There’s more about AO-73 *FUNcube-1* on the AMSAT page here, too.

In terms of it being a “prepper-ready” service, I’m not holding my breath. The problems of preppers are probably better addressed by other means. Since most coms needs are local, the simple VHF and UHF ham radio repeaters with solar back-up and one of those under $30 dollar radios (like the BaoFeng UV-5R Dual Band Two Way Radio (Black)_) will do you just fine. Still, it’s another tool which might be useful in an emergency. Someday, maybe…

OuterNet:

This one is also pretty cool, but whether it is of any practical value for preppers remains to be seen.

First, it’s topology (for now) is one-to-many. If you have content for the OuterNet, you need to upload it to the content center. 

This in turn gets popped up to the L-Band Inmarsat satellites (3 of them around Earth) which rebroadcast uploaded content. About 10 MB worth of content per day.

The receiver package can be purchased online here: http://store.outernet.is/ and is about $100 bucks.

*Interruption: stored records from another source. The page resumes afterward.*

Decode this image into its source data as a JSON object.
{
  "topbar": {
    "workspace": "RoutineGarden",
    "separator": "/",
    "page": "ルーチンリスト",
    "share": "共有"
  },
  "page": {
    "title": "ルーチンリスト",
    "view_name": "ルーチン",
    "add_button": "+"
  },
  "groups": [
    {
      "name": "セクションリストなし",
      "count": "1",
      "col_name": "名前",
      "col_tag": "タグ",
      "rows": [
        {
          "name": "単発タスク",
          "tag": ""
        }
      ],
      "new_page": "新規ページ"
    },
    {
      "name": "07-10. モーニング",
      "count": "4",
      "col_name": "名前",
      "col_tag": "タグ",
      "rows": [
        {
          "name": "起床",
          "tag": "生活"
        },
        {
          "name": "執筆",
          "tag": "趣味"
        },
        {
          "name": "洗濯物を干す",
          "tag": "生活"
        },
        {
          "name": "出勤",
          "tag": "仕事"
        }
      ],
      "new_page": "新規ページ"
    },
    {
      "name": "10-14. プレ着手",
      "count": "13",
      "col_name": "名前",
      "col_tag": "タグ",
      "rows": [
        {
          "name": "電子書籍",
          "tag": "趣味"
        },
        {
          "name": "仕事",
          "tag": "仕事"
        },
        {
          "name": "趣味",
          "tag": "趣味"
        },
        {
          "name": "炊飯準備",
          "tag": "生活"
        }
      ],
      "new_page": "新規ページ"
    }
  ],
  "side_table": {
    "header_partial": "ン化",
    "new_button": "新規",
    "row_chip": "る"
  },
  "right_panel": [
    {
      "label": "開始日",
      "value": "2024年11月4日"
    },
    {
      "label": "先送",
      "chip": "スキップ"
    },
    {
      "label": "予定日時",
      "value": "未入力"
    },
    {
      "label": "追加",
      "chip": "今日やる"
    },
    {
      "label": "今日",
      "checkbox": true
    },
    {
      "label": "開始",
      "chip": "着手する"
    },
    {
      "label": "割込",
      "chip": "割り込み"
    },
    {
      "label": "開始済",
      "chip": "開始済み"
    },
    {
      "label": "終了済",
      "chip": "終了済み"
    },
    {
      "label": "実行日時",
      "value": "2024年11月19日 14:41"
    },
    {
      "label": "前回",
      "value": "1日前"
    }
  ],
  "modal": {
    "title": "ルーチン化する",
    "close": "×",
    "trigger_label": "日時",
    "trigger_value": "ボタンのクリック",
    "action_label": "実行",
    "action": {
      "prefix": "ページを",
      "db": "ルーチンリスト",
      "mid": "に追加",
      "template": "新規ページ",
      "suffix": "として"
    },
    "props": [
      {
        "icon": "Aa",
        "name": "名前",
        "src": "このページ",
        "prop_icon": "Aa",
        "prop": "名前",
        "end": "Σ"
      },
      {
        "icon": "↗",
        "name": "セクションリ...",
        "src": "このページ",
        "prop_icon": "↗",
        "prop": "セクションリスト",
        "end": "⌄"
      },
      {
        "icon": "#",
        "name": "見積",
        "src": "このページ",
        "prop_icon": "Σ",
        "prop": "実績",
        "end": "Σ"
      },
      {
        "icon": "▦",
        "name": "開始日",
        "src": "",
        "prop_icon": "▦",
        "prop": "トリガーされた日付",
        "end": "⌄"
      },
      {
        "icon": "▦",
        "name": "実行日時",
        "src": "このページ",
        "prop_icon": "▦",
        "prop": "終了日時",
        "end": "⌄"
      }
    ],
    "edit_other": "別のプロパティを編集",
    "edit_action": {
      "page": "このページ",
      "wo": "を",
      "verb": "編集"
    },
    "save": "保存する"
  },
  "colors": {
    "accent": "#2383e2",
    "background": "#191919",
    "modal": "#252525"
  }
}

That includes a “patch” antenna which then plugs in to a low noise amp, filter and then an SDR Dongle. Software for the Windows, Mac, and Linux folks is available, too.

In terms of satellite-delivered content, they are very keen on copyright issues and they like small files – think 10-20K ideally.

To my way of thinking this would make for a dandy way to collect 3-10 page text files. But since the OuterNet can handle ANY file format, there are people sending compressed .PDF files and more.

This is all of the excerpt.